03/07/2012 22:53 par Dwaabala

Plus-value et lutte des classes.

La grande nouveauté, c’est que depuis une dizaine d’années le capitalisme ne fait plus touner ses usines pour faire du profit en exploitant le travailleur.

Non ! maintenant, le capitalisme ne crée plus ses richesses sous la forme de marchandises qui, portées au marché lui permettront de concrétiser la plus-value, c’est-à -dire la part du travail non payée dans la marchandise ; non ! ce n’est plus cela maintenant, puisque tout le monde attend du capitalisme qu’il crée, ou qu’il sauve des emplois. Le capitalisme d’abord créateur d’emploi, subsidiairement de valeurs d’usage (n’importe quelles saloperies), et en catimini de profit.

Tout le monde, c’est le capitalisme d’un côté, et l’esprit révolutionnaire du XXIème siècle de l’autre : ils sont redevenus philantropiques, comme le capitalisme et le proudhonisme le furent au XIXème siècle.

Il faut créer ou sauver des emplois !

Que de pauvres bougres, au lieu d’être brutalement jetés à la rue se raccrochent au mirage d’une Scop se comprend. Il faut même souhaiter le plus grand succès à ce genre d’initiative.

Ainsi que de l’avenir à un mouvement politique qui fonctionne sur cette base théorique.

08/07/2012 21:12 par Depositaire

Article intéressant de Patrick Mignard. Il est bien, effectivement, d’expliquer ces termes que l’on entend dans la bouche des poilticiens de tout bord et des journalistes dont on n’est même pas sur qu’ils savent de quoi ils parlent.

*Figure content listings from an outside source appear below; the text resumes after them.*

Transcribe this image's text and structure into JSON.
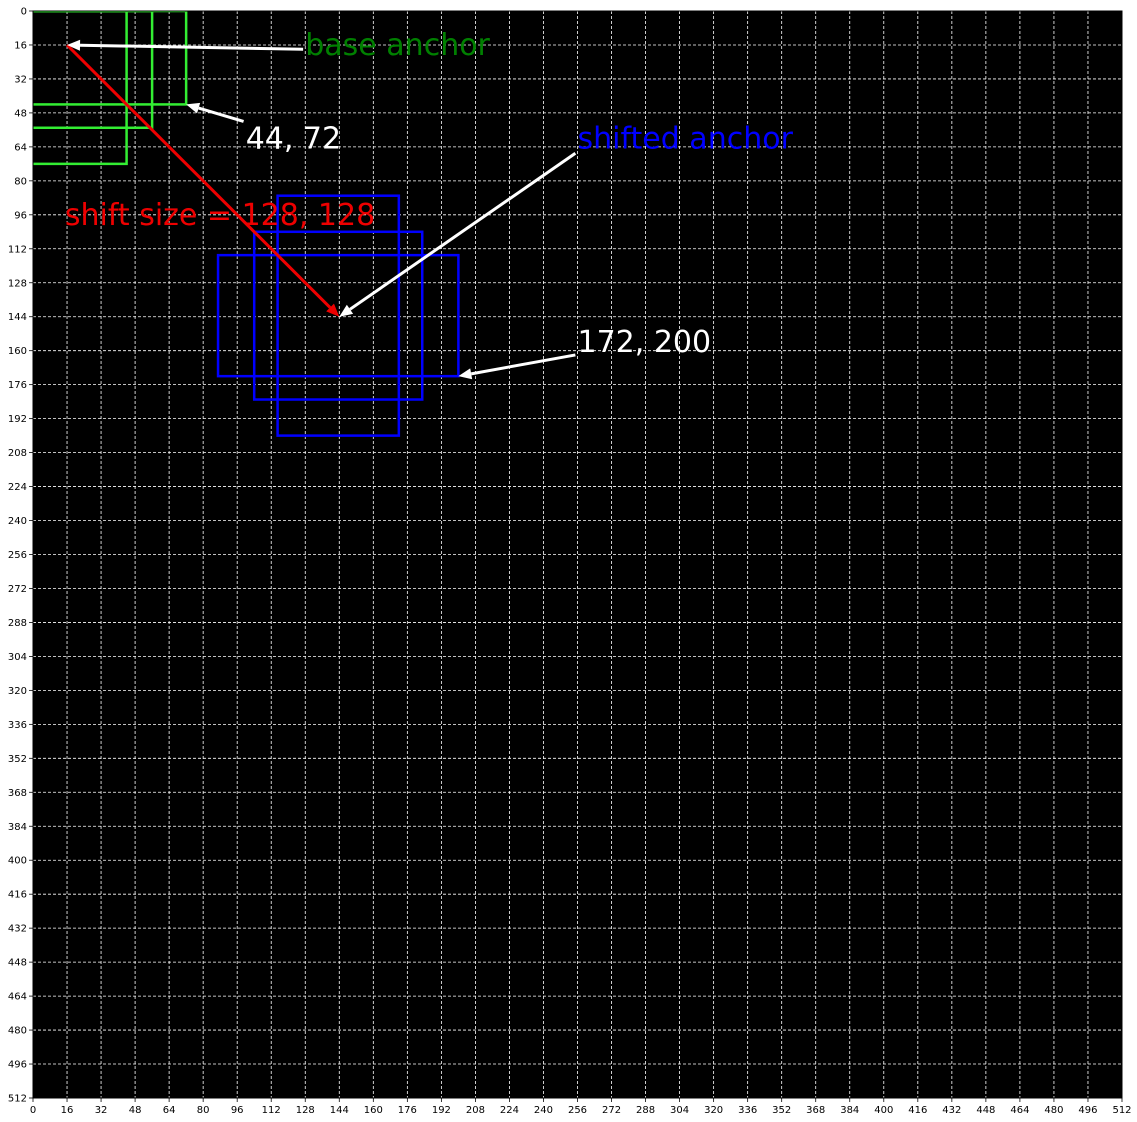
{
  "chart_data": {
    "type": "scatter",
    "xlim": [
      0,
      512
    ],
    "ylim": [
      512,
      0
    ],
    "y_inverted": true,
    "x_ticks": [
      0,
      16,
      32,
      48,
      64,
      80,
      96,
      112,
      128,
      144,
      160,
      176,
      192,
      208,
      224,
      240,
      256,
      272,
      288,
      304,
      320,
      336,
      352,
      368,
      384,
      400,
      416,
      432,
      448,
      464,
      480,
      496,
      512
    ],
    "y_ticks": [
      0,
      16,
      32,
      48,
      64,
      80,
      96,
      112,
      128,
      144,
      160,
      176,
      192,
      208,
      224,
      240,
      256,
      272,
      288,
      304,
      320,
      336,
      352,
      368,
      384,
      400,
      416,
      432,
      448,
      464,
      480,
      496,
      512
    ],
    "grid": true,
    "grid_style": "dashed",
    "background_color": "#000000",
    "grid_color": "#ffffff",
    "green_color": "#33ee33",
    "blue_color": "#0000ff",
    "red_color": "#ee0000",
    "base_anchor_boxes": [
      {
        "x0": -28,
        "y0": 0,
        "x1": 44,
        "y1": 72
      },
      {
        "x0": -40,
        "y0": 0,
        "x1": 56,
        "y1": 55
      },
      {
        "x0": -56,
        "y0": 0,
        "x1": 72,
        "y1": 44
      }
    ],
    "shifted_anchor_boxes": [
      {
        "x0": 115,
        "y0": 87,
        "x1": 172,
        "y1": 200
      },
      {
        "x0": 104,
        "y0": 104,
        "x1": 183,
        "y1": 183
      },
      {
        "x0": 87,
        "y0": 115,
        "x1": 200,
        "y1": 172
      }
    ],
    "shift_arrow": {
      "from": [
        16,
        16
      ],
      "to": [
        144,
        144
      ]
    },
    "annotations": [
      {
        "text": "base anchor",
        "color": "#008000",
        "text_pos": [
          128,
          16
        ],
        "arrow_tail": [
          127,
          18
        ],
        "arrow_head": [
          16,
          16
        ]
      },
      {
        "text": "44, 72",
        "color": "#ffffff",
        "text_pos": [
          100,
          60
        ],
        "arrow_tail": [
          99,
          52
        ],
        "arrow_head": [
          72,
          44
        ]
      },
      {
        "text": "shifted anchor",
        "color": "#0000ff",
        "text_pos": [
          256,
          60
        ],
        "arrow_tail": [
          255,
          67
        ],
        "arrow_head": [
          144,
          144
        ]
      },
      {
        "text": "172, 200",
        "color": "#ffffff",
        "text_pos": [
          256,
          156
        ],
        "arrow_tail": [
          255,
          162
        ],
        "arrow_head": [
          200,
          172
        ]
      },
      {
        "text": "shift size = 128, 128",
        "color": "#ee0000",
        "text_pos": [
          15,
          96
        ]
      }
    ]
  }
}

Cependant, une critique est à faire sur cet article, constructive. Il ne va pas assez loin.
Par exemple, il n’explique pas cette absurdité évidente qu’une croissance indéfinie, dans un monde fini est un non sens et une impossibilté pure et simple.
Comment voulez-vous produire toujours plus lorsque toutes les ressources de la planète seront épuisées ? Comment l’humanité va vivre ? Certains disent que dans le futur, la science trouvera une solution et tout pourra continuer indéfiniment. Ben voyons !
C’est bien commode de se défausser vers la science, ça évite de répondre aux questions embarassantes.
Mais même si, par on ne sait quel miracle, la science serait capable de résoudre le problème des ressources de la planète, un autre problème va apparaître et d’ailleurs il est déjà bien là  : La pollution. On va mettre encore à contribution la science...!? Bon, très bien, Et les catastrophes du genre de Bhopal en Inde , (pollution chimique ayant engendré des centaines de morts), Tchernobyl, Fukushima ? sans compter bien d’autres en suspend. Là il faut bien dire les choses comme elles sont : La science n’a pas été capable de prévenir ces catastrophes et encore moins à les contenir. Et si demains il y avait 10 ou 20 Tchernobyl ou Fukushima ? Ce sera la fin de l’humanité.

Comme je l’ai mentionné dans un commentaire sur un autre article, la solution est un changement de paradigme. Une autre vison de la société basée sur le fait de mettre l’être humain et son épanouissement au centre. Pas la finance, pas l’économie, pas la politique, pas le "marché" ou la bourse, système incroyablement absurde.

Pour cela, constituons un réseau d’hommes et de femmes de bonne volonté qui réfléchissent et élaborent un autre système, un autre type de société qui ne serait pas basé sur l’exploitation et la domination d’une minorité sur la majorité, sans cette clique de politiciens professionnels corrompus, menteurs, hypocrites et criminels au service d’une oligarchie ploutocrate criminelle mondiale.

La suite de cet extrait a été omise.